Vice Chief of Staff of the Army GEN Peter W. Chiarelli called him the “the very best G-4 our Army has ever had.” He added: “I’ve never saw anyone in just about any staff position do the job that I saw LTG Stevenson do over the last three years.

“The state of Army logistics has never been better and this is a direct reflection on his leadership and tireless efforts. He has been the mastermind behind all that we have done in recent years with respect to logistics, equipping, and maintenance in theater.”

LTG Stevenson served at the busiest time for logisticians since World War II. Last year, when combat troops left Iraq, his attention to detail led to the successful drawdown of 2.3 million pieces of equipment, and closing of more than 400 bases. On his watch he also orchestrated the movement of 30,000 troops and their equipment to support the surge in Afghanistan.

“It’s hard for me to go, especially in time of war, so close to the last remaining weeks in Iraq,” he said. “For the last decade, every day of my life has been dominated by Iraq and Afghanistan. There has never been a period in American history when logisticians have sustained Soldiers at war, for so long, and done it so well.

“That’s certainly not my doing, but I do feel a little pride in knowing I was part of the effort. But history will judge us not only in what we did for 10 years, but how we finish the last weeks and months. We have one chance to get this right, responsibly. I think every American is going to be proud of how it turns out.”

He said he is leaving the job in good hands. LTG Raymond Mason took the helms earlier this month, a choice that LTG Stevenson said was the “perfect selection.”

LTG Stevenson was commissioned a Regular Army Ordnance Officer from the ROTC program at West Virginia University in 1974. After being detailed Infantry initially, he was made an Ordnance Officer in March 1976, and has been known as the expert on maintenance and logistics ever since.

“I’ve been proud of every rank and duty position I’ve held,” LTG Stevenson said. With his parents looking on, he added: “that includes my first rank, the son of a non-commissioned officer.”
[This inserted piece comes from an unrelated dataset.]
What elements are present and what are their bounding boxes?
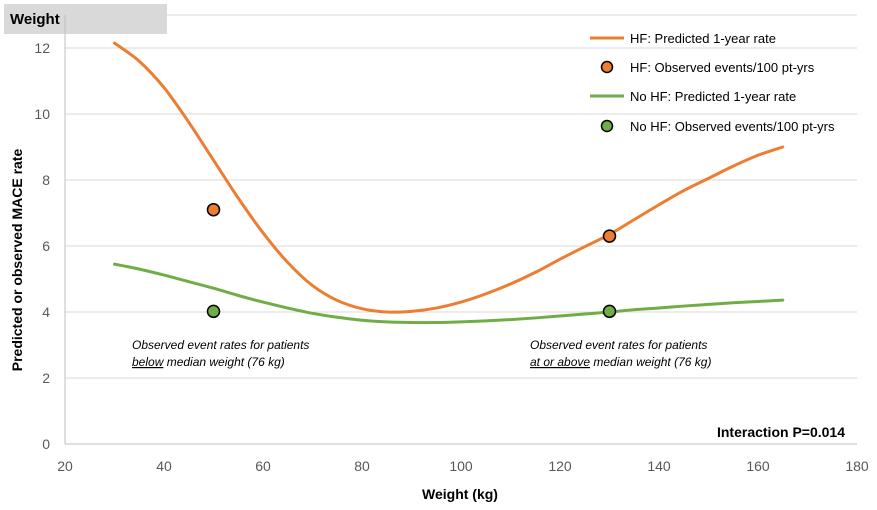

Two retired Generals whom he served sent notes that GEN Chiarelli read at the ceremony. Retired General Barry McCaffrey, who he served under during the First Gulf War, called him “the best logistics commander I have ever seen.” Retired General John Coburn said: “Logistics is a tough, demanding business that gives new meaning to the word anticipation, but Mitch Stevenson made it look easy. Men like Mitch Stevenson do not pass our way very often”
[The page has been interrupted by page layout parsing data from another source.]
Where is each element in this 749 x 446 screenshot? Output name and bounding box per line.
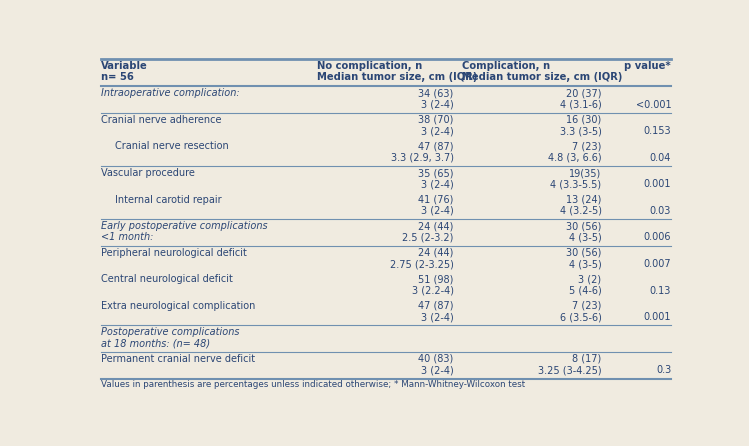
Text: Internal carotid repair: Internal carotid repair [115,194,222,205]
Text: 0.007: 0.007 [643,259,671,269]
Text: 3.25 (3-4.25): 3.25 (3-4.25) [538,365,601,375]
Text: Cranial nerve adherence: Cranial nerve adherence [100,115,221,125]
Text: Early postoperative complications: Early postoperative complications [100,221,267,231]
Text: Extra neurological complication: Extra neurological complication [100,301,255,311]
Text: 4 (3.3-5.5): 4 (3.3-5.5) [551,179,601,190]
Text: 16 (30): 16 (30) [566,115,601,125]
Text: Central neurological deficit: Central neurological deficit [100,274,232,284]
Text: 3 (2-4): 3 (2-4) [421,365,453,375]
Text: 0.04: 0.04 [650,153,671,163]
Text: No complication, n: No complication, n [317,61,422,70]
Text: Postoperative complications: Postoperative complications [100,327,239,337]
Text: Values in parenthesis are percentages unless indicated otherwise; * Mann-Whitney: Values in parenthesis are percentages un… [100,380,525,389]
Text: Median tumor size, cm (IQR): Median tumor size, cm (IQR) [317,72,477,82]
Text: 0.3: 0.3 [656,365,671,375]
Text: 7 (23): 7 (23) [572,141,601,152]
Text: 3 (2-4): 3 (2-4) [421,179,453,190]
Text: 34 (63): 34 (63) [418,88,453,99]
Text: 35 (65): 35 (65) [418,168,453,178]
Text: n= 56: n= 56 [100,72,133,82]
Text: Intraoperative complication:: Intraoperative complication: [100,88,239,99]
Text: Permanent cranial nerve deficit: Permanent cranial nerve deficit [100,354,255,364]
Text: 5 (4-6): 5 (4-6) [568,285,601,296]
Text: 41 (76): 41 (76) [418,194,453,205]
Text: 24 (44): 24 (44) [418,221,453,231]
Text: 3 (2): 3 (2) [578,274,601,284]
Text: 6 (3.5-6): 6 (3.5-6) [560,312,601,322]
Text: 4 (3-5): 4 (3-5) [568,232,601,243]
Text: 3.3 (3-5): 3.3 (3-5) [560,126,601,136]
Text: 38 (70): 38 (70) [418,115,453,125]
Text: 2.75 (2-3.25): 2.75 (2-3.25) [389,259,453,269]
Text: p value*: p value* [625,61,671,70]
Text: 20 (37): 20 (37) [566,88,601,99]
Text: 51 (98): 51 (98) [418,274,453,284]
Text: 3 (2-4): 3 (2-4) [421,100,453,110]
Text: 0.006: 0.006 [643,232,671,243]
Text: 3 (2-4): 3 (2-4) [421,312,453,322]
Text: Complication, n: Complication, n [462,61,551,70]
Text: 8 (17): 8 (17) [572,354,601,364]
Text: 2.5 (2-3.2): 2.5 (2-3.2) [402,232,453,243]
Text: <1 month:: <1 month: [100,232,153,243]
Text: 3 (2.2-4): 3 (2.2-4) [411,285,453,296]
Text: 47 (87): 47 (87) [418,301,453,311]
Text: Median tumor size, cm (IQR): Median tumor size, cm (IQR) [462,72,622,82]
Text: 7 (23): 7 (23) [572,301,601,311]
Text: 40 (83): 40 (83) [418,354,453,364]
Text: 4 (3.1-6): 4 (3.1-6) [560,100,601,110]
Text: Variable: Variable [100,61,148,70]
Text: 19(35): 19(35) [569,168,601,178]
Text: 4.8 (3, 6.6): 4.8 (3, 6.6) [548,153,601,163]
Text: <0.001: <0.001 [636,100,671,110]
Text: 13 (24): 13 (24) [566,194,601,205]
Text: 4 (3-5): 4 (3-5) [568,259,601,269]
Text: 0.001: 0.001 [643,312,671,322]
Text: 3.3 (2.9, 3.7): 3.3 (2.9, 3.7) [390,153,453,163]
Text: 3 (2-4): 3 (2-4) [421,126,453,136]
Text: 47 (87): 47 (87) [418,141,453,152]
Text: Vascular procedure: Vascular procedure [100,168,195,178]
Text: 30 (56): 30 (56) [566,248,601,258]
Text: at 18 months: (n= 48): at 18 months: (n= 48) [100,339,210,349]
Text: 30 (56): 30 (56) [566,221,601,231]
Text: 3 (2-4): 3 (2-4) [421,206,453,216]
Text: 0.03: 0.03 [650,206,671,216]
Text: Peripheral neurological deficit: Peripheral neurological deficit [100,248,246,258]
Text: 4 (3.2-5): 4 (3.2-5) [560,206,601,216]
Text: 0.153: 0.153 [643,126,671,136]
Text: 0.001: 0.001 [643,179,671,190]
Text: 0.13: 0.13 [650,285,671,296]
Text: 24 (44): 24 (44) [418,248,453,258]
Text: Cranial nerve resection: Cranial nerve resection [115,141,229,152]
In the last decade, LTG Stevenson added value to every job he held. In addition to his focus on the war efforts, as the G-4 LTG Stevenson also helped the Army re-establish a culture of supply discipline, making property accountability a priority. As a result, the Army was able to redistribute almost 3 billion worth of equipment to fill shortages.
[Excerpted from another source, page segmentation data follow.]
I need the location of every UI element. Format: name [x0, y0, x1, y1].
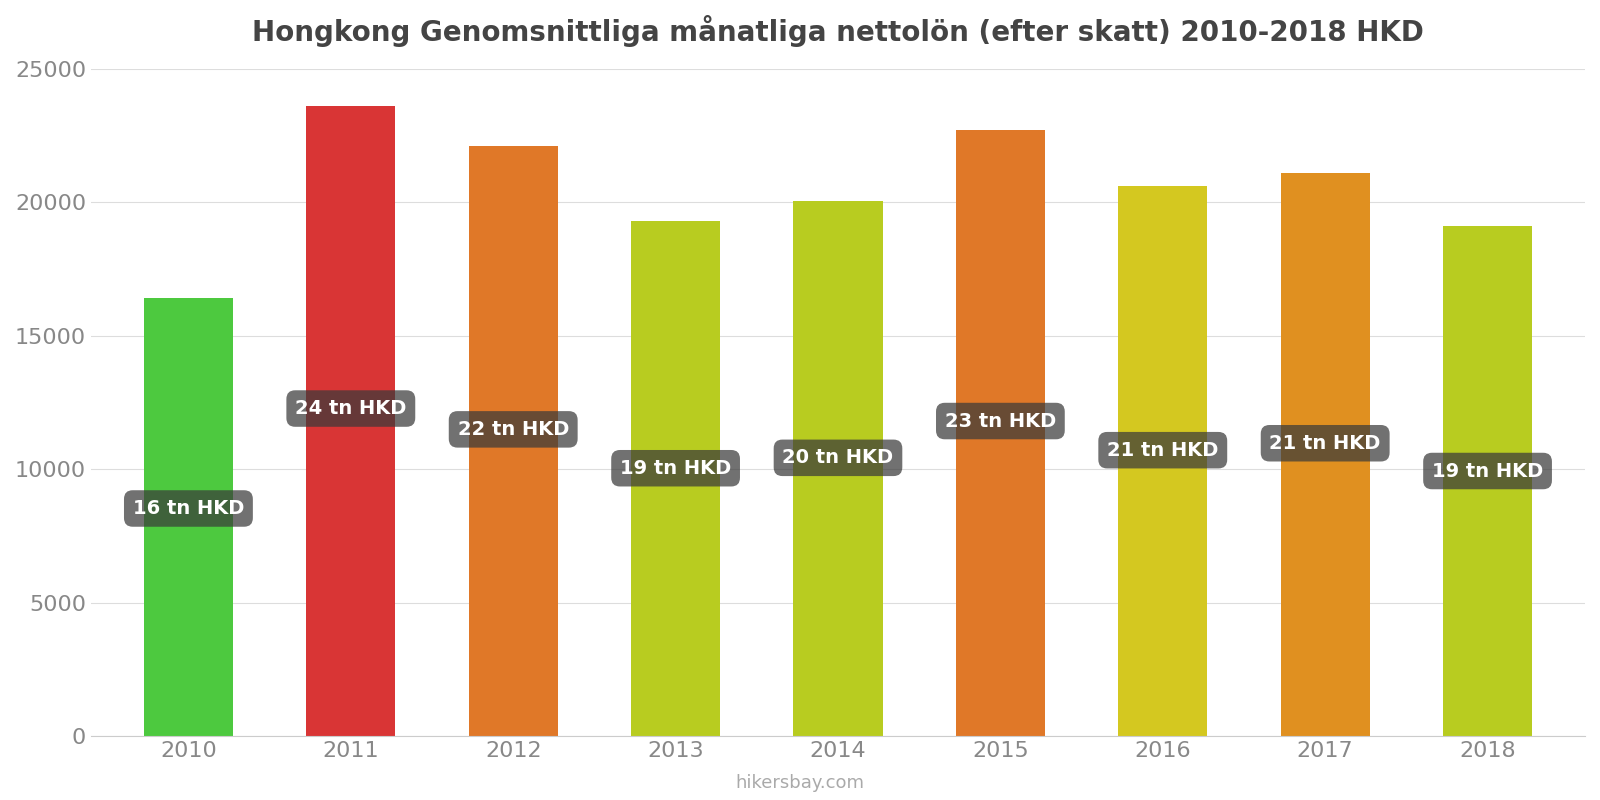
- Bar: [306, 106, 395, 736]
- Bar: [955, 130, 1045, 736]
- Text: 19 tn HKD: 19 tn HKD: [1432, 462, 1542, 481]
- Bar: [1118, 186, 1208, 736]
- Text: 20 tn HKD: 20 tn HKD: [782, 448, 893, 467]
- Title: Hongkong Genomsnittliga månatliga nettolön (efter skatt) 2010-2018 HKD: Hongkong Genomsnittliga månatliga nettol…: [253, 15, 1424, 47]
- Bar: [1280, 173, 1370, 736]
- Bar: [1443, 226, 1533, 736]
- Text: 23 tn HKD: 23 tn HKD: [944, 411, 1056, 430]
- Text: 21 tn HKD: 21 tn HKD: [1269, 434, 1381, 453]
- Text: hikersbay.com: hikersbay.com: [736, 774, 864, 792]
- Bar: [630, 221, 720, 736]
- Text: 21 tn HKD: 21 tn HKD: [1107, 441, 1219, 460]
- Text: 19 tn HKD: 19 tn HKD: [619, 458, 731, 478]
- Bar: [794, 201, 883, 736]
- Text: 24 tn HKD: 24 tn HKD: [294, 399, 406, 418]
- Bar: [469, 146, 558, 736]
- Bar: [144, 298, 234, 736]
- Text: 16 tn HKD: 16 tn HKD: [133, 499, 245, 518]
- Text: 22 tn HKD: 22 tn HKD: [458, 420, 570, 439]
As the Commanding General of the Combined Arms Support Command, he revolutionized logistics force structure to support the new modular Army. As the G-3 at the Army Materiel Command, he was instrumental in designing the Reset program for fixing equipment from Iraq and Afghanistan, which has allowed the Army to reset more than 2.5 million pieces of equipment. As the Chief of the Ordnance Center and School, he converted the Army to a two-level maintenance structure.

During the ceremony GEN Chiralli also honored LTG Stevenson’s wife Nancy, whose devotion to duty matches her husband’s, and has added value to the lives of many Soldiers and Army families.

LTG Stevenson’s greatest contribution may well be that he has mentored a generation of Soldiers on how to do logistics the right way. “My days of active service may be up,” he said, “but I will continue to be our Army’s biggest cheerleader.”

Lieutenant General Mitchell H. Stevenson retired on January 1, 2012.

Looking out to the numerous Soldiers he groomed, he reminded them of the Ordnance Corps motto that he said was an inspiration to him for his entire career: “Service to the line, On the line, On time.”